Kinetics of the polymerization of aromatic amines by ferric chelates in aqueous solutions

Abstract

AbstractIt was found that the oxidative polymerization of aromatic amines in the presence of oxygen with ferric chelate in aqueous solutions proceeds via a mechanism similar to that of the MICHAELIS‐MENTEN reaction, the steady state being maintained during the polymerization. On the basis of this mechanism, a kinetic analysis was carried out.The rate constant of the polymerization of p‐phenylenediamine (p‐PD) with Fe(III)EDTA (ferric ethylendiaminetetraacetic acid) (k2) reaches its maximum at pH 7–8, but K1 (the reciprocal of the MICHAELIS constant (Km)) exhibits a minimum in this pH region.

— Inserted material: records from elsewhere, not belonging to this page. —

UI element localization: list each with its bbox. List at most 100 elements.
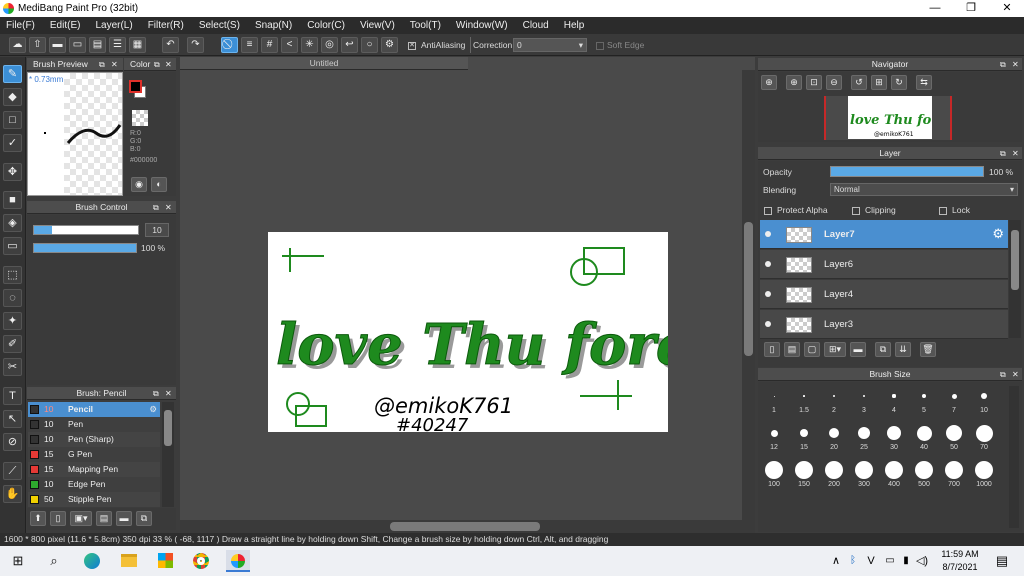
edge-icon[interactable] (80, 550, 104, 572)
dropper-tool-icon[interactable]: ⊘ (3, 433, 22, 451)
crisscross-snap-icon[interactable]: # (261, 37, 278, 53)
brush-list-item[interactable]: 10 Pencil ⚙ (28, 402, 160, 417)
panel-float-icon[interactable]: ⧉ (1000, 147, 1006, 160)
transparent-color-swatch[interactable] (132, 110, 148, 126)
menu-edit[interactable]: Edit(E) (50, 20, 81, 31)
parallel-snap-icon[interactable]: ≡ (241, 37, 258, 53)
clipping-checkbox[interactable] (852, 205, 860, 215)
brush-size-option[interactable] (800, 429, 808, 437)
brush-size-option[interactable] (945, 461, 963, 479)
correction-select[interactable]: 0 ▾ (513, 38, 587, 52)
redo-icon[interactable]: ↷ (187, 37, 204, 53)
menu-select[interactable]: Select(S) (199, 20, 240, 31)
zoom-plus-icon[interactable]: ⊕ (786, 75, 802, 90)
battery-icon[interactable]: ▮ (899, 550, 913, 572)
layer-row[interactable]: Layer4 (760, 280, 1008, 309)
explorer-icon[interactable] (117, 550, 141, 572)
panel-float-icon[interactable]: ⧉ (1000, 58, 1006, 71)
brush-duplicate-icon[interactable]: ⧉ (136, 511, 152, 526)
brush-size-option[interactable] (765, 461, 783, 479)
scrollbar-thumb[interactable] (164, 410, 172, 446)
panel-close-icon[interactable]: ✕ (165, 58, 172, 71)
grid-icon[interactable]: ▦ (129, 37, 146, 53)
brush-size-option[interactable] (858, 427, 870, 439)
horizontal-scroll-thumb[interactable] (390, 522, 540, 531)
brush-menu-icon[interactable]: ▣▾ (70, 511, 92, 526)
brush-size-option[interactable] (770, 429, 778, 437)
brush-size-option[interactable] (773, 395, 775, 397)
magic-wand-tool-icon[interactable]: ✦ (3, 312, 22, 330)
select-rect-tool-icon[interactable]: ⬚ (3, 266, 22, 284)
zoom-in-icon[interactable]: ⊕ (761, 75, 777, 90)
document-icon[interactable]: ▤ (89, 37, 106, 53)
network-icon[interactable]: ▭ (882, 550, 898, 572)
curve-snap-icon[interactable]: ↩ (341, 37, 358, 53)
panel-close-icon[interactable]: ✕ (1012, 58, 1019, 71)
document-canvas[interactable]: love Thu forever love Thu forever @emiko… (268, 232, 668, 432)
brush-size-value[interactable]: 10 (145, 223, 169, 237)
reset-rotation-icon[interactable]: ⊞ (871, 75, 887, 90)
protect-alpha-checkbox[interactable] (764, 205, 772, 215)
visibility-icon[interactable] (765, 261, 771, 267)
eraser-tool-icon[interactable]: ◆ (3, 88, 22, 106)
brush-list-item[interactable]: 15 Mapping Pen (28, 462, 160, 477)
menu-filter[interactable]: Filter(R) (148, 20, 184, 31)
panel-float-icon[interactable]: ⧉ (153, 201, 159, 214)
merge-layer-icon[interactable]: ⇊ (895, 342, 911, 357)
brush-list-item[interactable]: 10 Pen (Sharp) (28, 432, 160, 447)
clock-date[interactable]: 8/7/2021 (940, 562, 980, 572)
brush-opacity-slider[interactable] (33, 243, 137, 253)
brush-size-option[interactable] (795, 461, 813, 479)
new-halftone-layer-icon[interactable]: ▤ (784, 342, 800, 357)
concentric-snap-icon[interactable]: ◎ (321, 37, 338, 53)
zoom-out-icon[interactable]: ⊖ (826, 75, 842, 90)
brush-size-option[interactable] (829, 428, 839, 438)
navigator-viewport[interactable]: love Thu forever @emikoK761 (824, 96, 970, 140)
brush-size-option[interactable] (887, 426, 901, 440)
brush-size-option[interactable] (892, 394, 896, 398)
close-button[interactable]: ✕ (990, 0, 1024, 17)
volume-icon[interactable]: ◁) (914, 550, 930, 572)
brush-list-item[interactable]: 10 Pen (28, 417, 160, 432)
brush-size-option[interactable] (825, 461, 843, 479)
panel-close-icon[interactable]: ✕ (111, 58, 118, 71)
brush-size-option[interactable] (975, 424, 993, 442)
comment-icon[interactable]: ▬ (49, 37, 66, 53)
select-pen-tool-icon[interactable]: ✐ (3, 335, 22, 353)
brush-size-option[interactable] (922, 394, 926, 398)
move-tool-icon[interactable]: ✥ (3, 163, 22, 181)
gradient-tool-icon[interactable]: ▭ (3, 237, 22, 255)
hand-tool-icon[interactable]: ✋ (3, 485, 22, 503)
lock-checkbox[interactable] (939, 205, 947, 215)
document-tab[interactable]: Untitled (180, 57, 468, 70)
fill-rect-tool-icon[interactable]: ■ (3, 191, 22, 209)
rotate-right-icon[interactable]: ↻ (891, 75, 907, 90)
brush-size-option[interactable] (946, 425, 962, 441)
layer-opacity-slider[interactable] (830, 166, 984, 177)
store-icon[interactable] (153, 550, 177, 572)
panel-float-icon[interactable]: ⧉ (153, 387, 159, 400)
scrollbar-thumb[interactable] (1011, 230, 1019, 290)
panel-float-icon[interactable]: ⧉ (99, 58, 105, 71)
radial-snap-icon[interactable]: ✳ (301, 37, 318, 53)
notification-icon[interactable]: ▤ (990, 550, 1014, 572)
visibility-icon[interactable] (765, 321, 771, 327)
layer-row[interactable]: Layer3 (760, 310, 1008, 339)
visibility-icon[interactable] (765, 231, 771, 237)
chat-icon[interactable]: ▭ (69, 37, 86, 53)
brush-size-option[interactable] (975, 461, 993, 479)
list-icon[interactable]: ☰ (109, 37, 126, 53)
snap-off-icon[interactable]: ⃠ (221, 37, 238, 53)
canvas-vertical-scrollbar[interactable] (742, 70, 755, 522)
brush-size-option[interactable] (916, 425, 932, 441)
menu-color[interactable]: Color(C) (307, 20, 345, 31)
new-layer-icon[interactable]: ▯ (764, 342, 780, 357)
layer-row[interactable]: Layer6 (760, 250, 1008, 279)
new-brush-icon[interactable]: ▯ (50, 511, 66, 526)
add-layer-menu-icon[interactable]: ⊞▾ (824, 342, 846, 357)
menu-snap[interactable]: Snap(N) (255, 20, 292, 31)
menu-file[interactable]: File(F) (6, 20, 35, 31)
vanishing-point-icon[interactable]: < (281, 37, 298, 53)
fit-window-icon[interactable]: ⊡ (806, 75, 822, 90)
brush-list-item[interactable]: 50 Stipple Pen (28, 492, 160, 507)
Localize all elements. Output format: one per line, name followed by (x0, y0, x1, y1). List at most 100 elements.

From the fact that the rate constant of the oxidation reaction of Fe(II)EDTA alone with oxygen (k0) is very small compared with k2, it was assumed that oxygen is part of the activated radical complex composed of the iron chelate and the monomer. When different ferric chelates are used, the k2 values vary in this order: Nitrilotriacetic acid (NTA) < N‐hydroxyethylethylenediamine‐N.N′.N′‐triacetic acid (HEDTA) < ethylenediaminetetraacetic acid (EDTA) > diethylenetriaminepentaacetic acid (DTPA) > cyclohexylenediaminetetraacetic acid (CyDTA), but K1 decreases in the following order: NTA > HEDTA ≈ EDTA > CyDTA > DTPA. The order of the K1 values for different amines is in accordance with their basicity. Comparing with ferric and cupric chelates, both k2 and K1 exhibit this order: Fe(III)EDTA > Cu(II)EDTA. The above results suggest k2 to be separated into an electron‐transfer step (ke) and a dissociation step of the activated monomer (kd), and that the k2 value is close to that of kd, the latter being the rate‐determining step.